Slight variations in how an individual face is viewed can lead people to develop significantly different first impressions of that individual, researchers said.
"Our findings suggest that impressions from still photos of individuals could be deeply misleading," said psychological scientist and study author Alexander Todorov of Princeton University.
Previous research has shown that people form first impressions about someone's personality after viewing their face only briefly.
But much of this research has rested on the assumption that an image offers a single, true representation of what a person is like.
The results of a series of studies conducted by Todorov and colleague Jenny Porter, of Columbia University, suggest that there really isn't a static link between face and personality.
"This research has important ramifications for how we think about these impressions and how we test whether they are accurate," said Todorov.
"The findings suggest that the images we post online can affect us in unexpected, and undesired, ways, subtly biasing other people's decisions," Todorov said.
For their study, Todorov and Porter asked participants in an online survey to view and rate target faces on various characteristics, including attractiveness, competence, creativity, cunning, extraversion, meanness, trustworthiness,
The images were all straight-on headshots, taken in similar lighting. There were, however, slight differences across photos of the same individual, reflecting natural variation in facial expression.

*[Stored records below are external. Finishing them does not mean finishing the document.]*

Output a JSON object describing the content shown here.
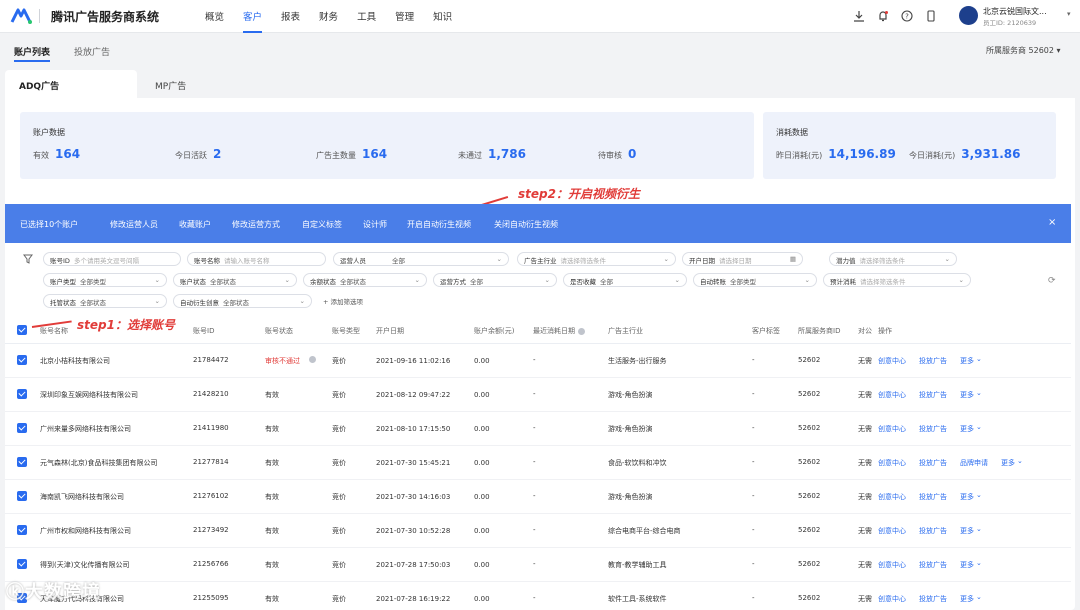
{
  "app": {
    "title": "腾讯广告服务商系统"
  },
  "nav": [
    "概览",
    "客户",
    "报表",
    "财务",
    "工具",
    "管理",
    "知识"
  ],
  "user": {
    "company": "北京云锐国际文...",
    "emp_id": "员工ID: 2120639"
  },
  "subtabs": [
    "账户列表",
    "投放广告"
  ],
  "service_provider": "所属服务商  52602",
  "ad_tabs": [
    "ADQ广告",
    "MP广告"
  ],
  "account_stats": {
    "title": "账户数据",
    "items": [
      {
        "label": "有效",
        "value": "164"
      },
      {
        "label": "今日活跃",
        "value": "2"
      },
      {
        "label": "广告主数量",
        "value": "164"
      },
      {
        "label": "未通过",
        "value": "1,786"
      },
      {
        "label": "待审核",
        "value": "0"
      }
    ]
  },
  "consume_stats": {
    "title": "消耗数据",
    "items": [
      {
        "label": "昨日消耗(元)",
        "value": "14,196.89"
      },
      {
        "label": "今日消耗(元)",
        "value": "3,931.86"
      }
    ]
  },
  "annotations": {
    "step1": "step1：选择账号",
    "step2": "step2：开启视频衍生"
  },
  "bulk_bar": {
    "selected": "已选择10个账户",
    "actions": [
      "修改运营人员",
      "收藏账户",
      "修改运营方式",
      "自定义标签",
      "设计师",
      "开启自动衍生视频",
      "关闭自动衍生视频"
    ],
    "close": "×"
  },
  "filters": {
    "account_id": {
      "label": "账号ID",
      "placeholder": "多个请用英文逗号间隔"
    },
    "account_name": {
      "label": "账号名称",
      "placeholder": "请输入账号名称"
    },
    "operator": {
      "label": "运营人员",
      "value": "全部"
    },
    "industry": {
      "label": "广告主行业",
      "placeholder": "请选择筛选条件"
    },
    "open_date": {
      "label": "开户日期",
      "placeholder": "请选择日期"
    },
    "potential": {
      "label": "潜力值",
      "placeholder": "请选择筛选条件"
    },
    "account_type": {
      "label": "账户类型",
      "value": "全部类型"
    },
    "account_status": {
      "label": "账户状态",
      "value": "全部状态"
    },
    "balance_status": {
      "label": "余额状态",
      "value": "全部状态"
    },
    "ops_mode": {
      "label": "运营方式",
      "value": "全部"
    },
    "favorited": {
      "label": "是否收藏",
      "value": "全部"
    },
    "auto_transfer": {
      "label": "自动转账",
      "value": "全部类型"
    },
    "est_consume": {
      "label": "预计消耗",
      "placeholder": "请选择筛选条件"
    },
    "trustee": {
      "label": "托管状态",
      "value": "全部状态"
    },
    "auto_derive": {
      "label": "自动衍生创意",
      "value": "全部状态"
    },
    "add_filter": "+ 添加筛选项"
  },
  "table": {
    "headers": [
      "账号名称",
      "账号ID",
      "账号状态",
      "账号类型",
      "开户日期",
      "账户余额(元)",
      "最近消耗日期",
      "广告主行业",
      "客户标签",
      "所属服务商ID",
      "对公",
      "操作"
    ],
    "rows": [
      {
        "name": "北京小桔科技有限公司",
        "id": "21784472",
        "status": "审核不通过",
        "type": "竞价",
        "date": "2021-09-16 11:02:16",
        "balance": "0.00",
        "last": "-",
        "industry": "生活服务-出行服务",
        "tag": "-",
        "sp": "52602",
        "pub": "无需",
        "actions": [
          "创意中心",
          "投放广告",
          "更多"
        ]
      },
      {
        "name": "深圳印象互娱网络科技有限公司",
        "id": "21428210",
        "status": "有效",
        "type": "竞价",
        "date": "2021-08-12 09:47:22",
        "balance": "0.00",
        "last": "-",
        "industry": "游戏-角色扮演",
        "tag": "-",
        "sp": "52602",
        "pub": "无需",
        "actions": [
          "创意中心",
          "投放广告",
          "更多"
        ]
      },
      {
        "name": "广州来量多网络科技有限公司",
        "id": "21411980",
        "status": "有效",
        "type": "竞价",
        "date": "2021-08-10 17:15:50",
        "balance": "0.00",
        "last": "-",
        "industry": "游戏-角色扮演",
        "tag": "-",
        "sp": "52602",
        "pub": "无需",
        "actions": [
          "创意中心",
          "投放广告",
          "更多"
        ]
      },
      {
        "name": "元气森林(北京)食品科技集团有限公司",
        "id": "21277814",
        "status": "有效",
        "type": "竞价",
        "date": "2021-07-30 15:45:21",
        "balance": "0.00",
        "last": "-",
        "industry": "食品-软饮料和冲饮",
        "tag": "-",
        "sp": "52602",
        "pub": "无需",
        "actions": [
          "创意中心",
          "投放广告",
          "品牌申请",
          "更多"
        ]
      },
      {
        "name": "海南凯飞网络科技有限公司",
        "id": "21276102",
        "status": "有效",
        "type": "竞价",
        "date": "2021-07-30 14:16:03",
        "balance": "0.00",
        "last": "-",
        "industry": "游戏-角色扮演",
        "tag": "-",
        "sp": "52602",
        "pub": "无需",
        "actions": [
          "创意中心",
          "投放广告",
          "更多"
        ]
      },
      {
        "name": "广州市权和网络科技有限公司",
        "id": "21273492",
        "status": "有效",
        "type": "竞价",
        "date": "2021-07-30 10:52:28",
        "balance": "0.00",
        "last": "-",
        "industry": "综合电商平台-综合电商",
        "tag": "-",
        "sp": "52602",
        "pub": "无需",
        "actions": [
          "创意中心",
          "投放广告",
          "更多"
        ]
      },
      {
        "name": "得到(天津)文化传播有限公司",
        "id": "21256766",
        "status": "有效",
        "type": "竞价",
        "date": "2021-07-28 17:50:03",
        "balance": "0.00",
        "last": "-",
        "industry": "教育-教学辅助工具",
        "tag": "-",
        "sp": "52602",
        "pub": "无需",
        "actions": [
          "创意中心",
          "投放广告",
          "更多"
        ]
      },
      {
        "name": "天津魔方代码科技有限公司",
        "id": "21255095",
        "status": "有效",
        "type": "竞价",
        "date": "2021-07-28 16:19:22",
        "balance": "0.00",
        "last": "-",
        "industry": "软件工具-系统软件",
        "tag": "-",
        "sp": "52602",
        "pub": "无需",
        "actions": [
          "创意中心",
          "投放广告",
          "更多"
        ]
      }
    ]
  },
  "watermark": "大数跨境",
  "colors": {
    "primary": "#296bef",
    "bulk_bar": "#4a7ee8",
    "annotation": "#e13c39"
  }
}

Examining participants' ratings of the photos revealed that there was just as much variability in trait ratings based on different photos of the same individual as there was in trait ratings across photos of different individuals.
In other words, different images of the same individual led to noticeably varied first impressions. Moreover, participants tended to favour certain headshots for certain contexts.
So, for example, they tended to prefer one shot of an individual when they were told the photo was for an online dating profile, but they preferred another shot when they were told the individual was auditioning to play a movie villain, and yet another shot when they were told he was running for political office.
The research was published in Psychological Science, a journal of the Association for Psychological Science.